If you think that we're limiting ourselves to bloggers and comments, then think again. Regardless of what you do, people will look up to you based on your general behavior. They won't look up to you based on what you happen to scribble on some silly little internet journal, what you draw in some dumb comic, or what you write in some stupid little story. It'll get you their attention, yes, but you're going to have to work for their respect.

If an observant reader sends you an e-mail saying that he doesn't think much of your work, what do you do? Do you rip into him, claiming that you don't give a damn about his opinion because of how successful you are? Or do you just answer his statement peacefully, and acknowledge that he's perfectly welcome to have his own opinion?
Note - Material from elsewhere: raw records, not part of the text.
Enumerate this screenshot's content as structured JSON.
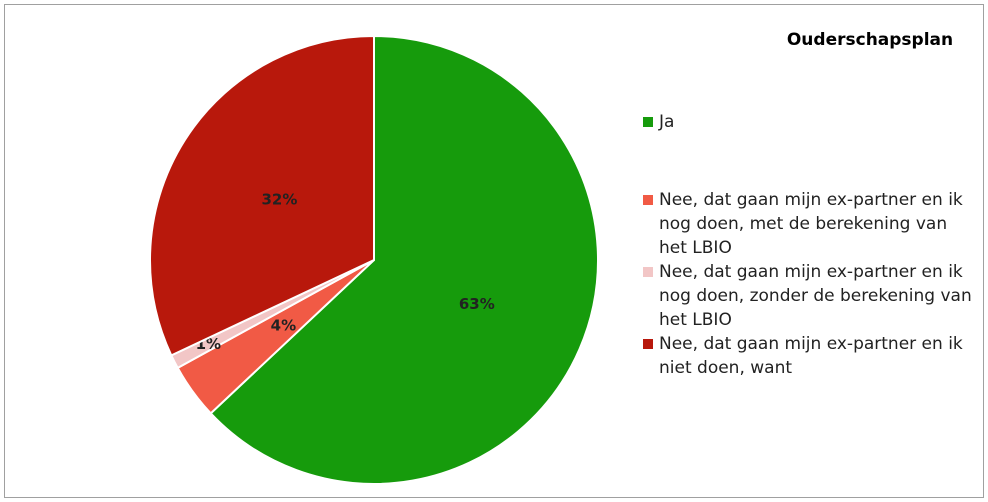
{
  "chart_data": {
    "type": "pie",
    "title": "Ouderschapsplan",
    "categories": [
      "Ja",
      "Nee, dat gaan mijn ex-partner en ik nog doen, met de berekening van het LBIO",
      "Nee, dat gaan mijn ex-partner en ik nog doen, zonder de berekening van het LBIO",
      "Nee, dat gaan mijn ex-partner en ik niet doen, want"
    ],
    "values": [
      63,
      4,
      1,
      32
    ],
    "value_labels": [
      "63%",
      "4%",
      "1%",
      "32%"
    ],
    "colors": [
      "#169b0c",
      "#f15a45",
      "#f2c6c6",
      "#b8180c"
    ],
    "legend": "right"
  }
}
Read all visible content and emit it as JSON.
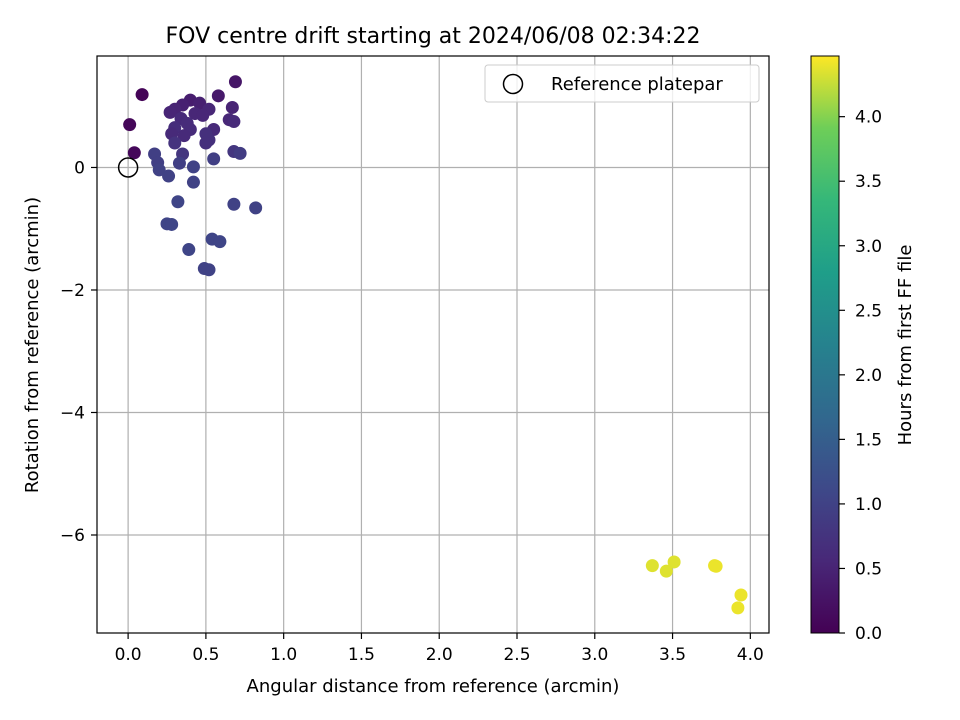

If a newbie introduces himself in your group's discussion forum with a woefully illegible post, what do you do? Do you kick him out for utterly wasting your time? Or do you quietly guide him towards more substantial writings in the future?

If you hold a particular amount of dislike for a person you know, what do you do? Do you spread malicious rumors about them, hoping to get everyone on your side? Or do you willfully meet up with that person and attempt to sort things out?

Do you close yourself from other peoples' words, or do you acknowledge their ideas?

Do you wallow in your egocentrism, or do you reach into self-humility?

Do you insult, or do you apologize?

If you're going to want to earn some respect, then you have to start by respecting other people. You are not talking to hear the sound of your own voice. You are not writing for the privilege of being able to read your own work.

There is a saying that admonishes us to be nice to people on the way up, because they're the same people we'll be meeting on the way down.

But what I say is this: If you don't bother being civil to the people you meet, then for you, there is no other direction but down.

7 comments:

Pat said...

Nice article.

Anonymous said...

It's very enlightening. Thank you so much...

Re:Heat

Sean said...

Meh... I think I can do better. I can live without the overuse of italics here, for one.

What I fear, however, is that this article won't get to the people who really deserve to read it. Much as there are a ton of people out there who blatantly lord it over everyone else, I would like to believe that some of them are still human enough to realize just what they're doing and stop.

Anonymous said...

That said, Oh well...

Reading your article made me think about the way I'd been handling my blog lately. I guess, it's something between an oxymoron and a paradox.

The way you use italics and with the way you write, you remind me so much of a colleague from the school paper.

Arashi-KIshu said...

I'm still uncomfortable with the fact that strangers/remote acquaintances read my blog. I'm afraid of being judged, for obvious reasons. It is fertile breeding ground for rumors.

It took me over a year before Jac and Jonas were finally able to convince me to blog.

Sean said...

Yes... that's true, I suppose. Everyone out there who reads us will inevitably judge us for who we are, and sometimes even for who we are not.

However, I think that blogging is also a matter of judging ourselves. We narrate our thoughts and actions here, but we also justify them for those people who cannot seem to understand. It is exactly how well we can justify them that determines whether or not we are rational people worthy of our own respect - much less anyone else's.

I think that rumors fall squarely into this area: If the rumor is false, it forces us to consider whether or not we are capable of performing such acts, as well as why that would be the case. If the rumor is true, it forces us to question the act itself, and look at answering the truth with defiance or contrition.

Either way, the question involves exactly how we acquit ourselves. It is precisely that kind of behavior that others will constantly observe.

Pat said...

I think it's more of an issue of how you'd view yourself as a public person, rather than thinking or worrying of how others would view you. If you are well satisfied with how you are presenting yourself, there should be no problem.

I had that stumbling block too, in the early days of our blogging. Since I write with my partner and he had set the tone of the entire thing, I had a hard time following it. Now, I can't imagine writing in any other way.